Prince Harry Joins Unicorn

Updated: Apr 10

He will become Chief Impact Officer at BetterUp, marking the Duke’s first formal position at a private company since he stepped down from being a working member of the royal family a year ago.


Prince Harry has been given a job by a Silicon Valley startup which provides professional coaching, mental health advice and “immersive learning” as its chief impact officer. The Duke of Sussex said he hoped to be able to “create impact in people’s lives” by working with BetterUp to provide “proactive coaching” for personal development, increased awareness and “an all-round better life”.


As chief impact officer at BetterUp Prince Harry will be expected to help with product strategy decisions, charitable collaborations, and advise on topics related to mental health.

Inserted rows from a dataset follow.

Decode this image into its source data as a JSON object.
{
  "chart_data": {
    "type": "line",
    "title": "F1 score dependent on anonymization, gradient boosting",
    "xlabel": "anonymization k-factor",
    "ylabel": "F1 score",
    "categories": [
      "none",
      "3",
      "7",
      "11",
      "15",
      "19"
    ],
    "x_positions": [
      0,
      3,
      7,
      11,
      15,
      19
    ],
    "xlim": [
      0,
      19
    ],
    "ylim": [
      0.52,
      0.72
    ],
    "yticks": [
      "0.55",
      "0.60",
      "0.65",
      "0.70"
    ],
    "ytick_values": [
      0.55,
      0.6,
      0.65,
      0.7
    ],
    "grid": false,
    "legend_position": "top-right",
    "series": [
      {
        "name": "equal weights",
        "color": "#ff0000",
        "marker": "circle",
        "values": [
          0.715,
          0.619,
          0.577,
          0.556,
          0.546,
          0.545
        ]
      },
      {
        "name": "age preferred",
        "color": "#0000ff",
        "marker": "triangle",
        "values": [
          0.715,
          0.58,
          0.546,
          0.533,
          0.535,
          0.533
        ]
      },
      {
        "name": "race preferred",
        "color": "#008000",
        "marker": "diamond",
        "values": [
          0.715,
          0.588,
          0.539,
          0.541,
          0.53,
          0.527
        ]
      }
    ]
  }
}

Harry has already worked closely with mental health charities.


“This is about acknowledging that it isn’t so much what is wrong with us, but more about what has happened to us over the course of life,” Harry told the Wall Street Journal, which first reported the appointment.


“Often because of societal barriers, financial difficulty, or stigma, too many people aren’t able to focus on their mental health until they’re forced to. I want us to move away from the idea that you have to feel broken before reaching out for help.”

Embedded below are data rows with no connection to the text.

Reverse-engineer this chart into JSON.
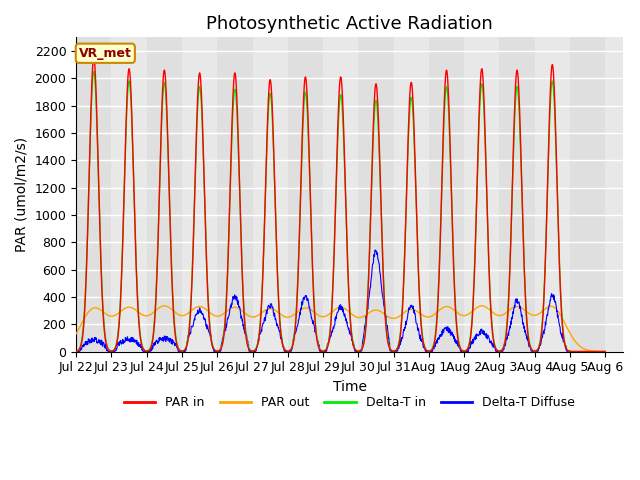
{
  "title": "Photosynthetic Active Radiation",
  "ylabel": "PAR (umol/m2/s)",
  "xlabel": "Time",
  "annotation": "VR_met",
  "ylim": [
    0,
    2300
  ],
  "yticks": [
    0,
    200,
    400,
    600,
    800,
    1000,
    1200,
    1400,
    1600,
    1800,
    2000,
    2200
  ],
  "xtick_labels": [
    "Jul 22",
    "Jul 23",
    "Jul 24",
    "Jul 25",
    "Jul 26",
    "Jul 27",
    "Jul 28",
    "Jul 29",
    "Jul 30",
    "Jul 31",
    "Aug 1",
    "Aug 2",
    "Aug 3",
    "Aug 4",
    "Aug 5",
    "Aug 6"
  ],
  "colors": {
    "PAR_in": "#ff0000",
    "PAR_out": "#ffa500",
    "Delta_T_in": "#00ee00",
    "Delta_T_Diffuse": "#0000ff"
  },
  "legend_labels": [
    "PAR in",
    "PAR out",
    "Delta-T in",
    "Delta-T Diffuse"
  ],
  "background_color": "#e8e8e8",
  "annotation_bg": "#ffffcc",
  "annotation_border": "#cc8800",
  "grid_color": "#ffffff",
  "title_fontsize": 13,
  "label_fontsize": 10,
  "tick_fontsize": 9,
  "peaks_PAR_in": [
    2150,
    2070,
    2060,
    2040,
    2040,
    1990,
    2010,
    2010,
    1960,
    1970,
    2060,
    2070,
    2060,
    2100
  ],
  "peaks_PAR_out": [
    310,
    305,
    315,
    310,
    305,
    295,
    300,
    305,
    285,
    290,
    310,
    315,
    310,
    320
  ],
  "peaks_Delta_T_in": [
    2050,
    1980,
    1970,
    1940,
    1920,
    1890,
    1900,
    1880,
    1840,
    1860,
    1940,
    1960,
    1940,
    1980
  ],
  "peaks_Diffuse": [
    80,
    85,
    90,
    300,
    400,
    330,
    400,
    320,
    730,
    330,
    160,
    140,
    370,
    410
  ],
  "diffuse_base": [
    60,
    65,
    65,
    150,
    170,
    140,
    160,
    130,
    250,
    80,
    80,
    70,
    90,
    100
  ]
}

Alexi Robichaux, the chief executive of BetterUp, said: “It’s a meaningful and meaty role.”

The pair are said to have met through a mutual friend and have been discussing the collaboration since last autumn. Robichaux did not reveal how much Harry would be paid or whether he has been handed shares in the business.

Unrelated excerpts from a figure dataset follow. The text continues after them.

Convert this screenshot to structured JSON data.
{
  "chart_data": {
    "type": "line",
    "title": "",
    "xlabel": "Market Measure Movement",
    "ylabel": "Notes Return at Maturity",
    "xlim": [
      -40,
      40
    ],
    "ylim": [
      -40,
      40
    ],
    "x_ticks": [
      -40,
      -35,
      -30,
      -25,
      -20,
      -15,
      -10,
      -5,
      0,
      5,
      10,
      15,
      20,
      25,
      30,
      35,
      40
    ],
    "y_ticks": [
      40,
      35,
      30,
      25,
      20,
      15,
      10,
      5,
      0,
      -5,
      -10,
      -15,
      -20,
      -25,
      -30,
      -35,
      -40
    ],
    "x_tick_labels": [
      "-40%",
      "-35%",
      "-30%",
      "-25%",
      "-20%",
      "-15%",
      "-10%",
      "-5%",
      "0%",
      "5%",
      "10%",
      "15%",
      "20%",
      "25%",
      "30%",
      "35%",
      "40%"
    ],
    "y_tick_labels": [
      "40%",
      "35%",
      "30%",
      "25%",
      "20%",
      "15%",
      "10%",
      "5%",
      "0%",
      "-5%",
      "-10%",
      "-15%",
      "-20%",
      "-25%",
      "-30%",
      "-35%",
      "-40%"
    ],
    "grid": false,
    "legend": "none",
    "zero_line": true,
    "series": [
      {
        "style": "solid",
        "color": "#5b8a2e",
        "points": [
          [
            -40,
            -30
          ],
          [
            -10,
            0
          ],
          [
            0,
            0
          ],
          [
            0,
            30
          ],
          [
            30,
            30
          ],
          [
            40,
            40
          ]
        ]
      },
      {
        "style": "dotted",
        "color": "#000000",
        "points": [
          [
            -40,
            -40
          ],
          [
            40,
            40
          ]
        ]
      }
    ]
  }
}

“He’s synonymous with this approach of mental fitness and really investing in yourself,” Robichaux said. “It was not a hard internal sale.”


BetterUp, which was founded in 2013, recently raised $125m from an array of international investors to fund expansion. That new funding valued BetterUp at $1.7bn, making it a so-called “unicorn” – a new company valued at more than $1bn. It claims to employ 2,000 coaches and to have 300 business clients including Hilton, Nasa, Chevron and Mars.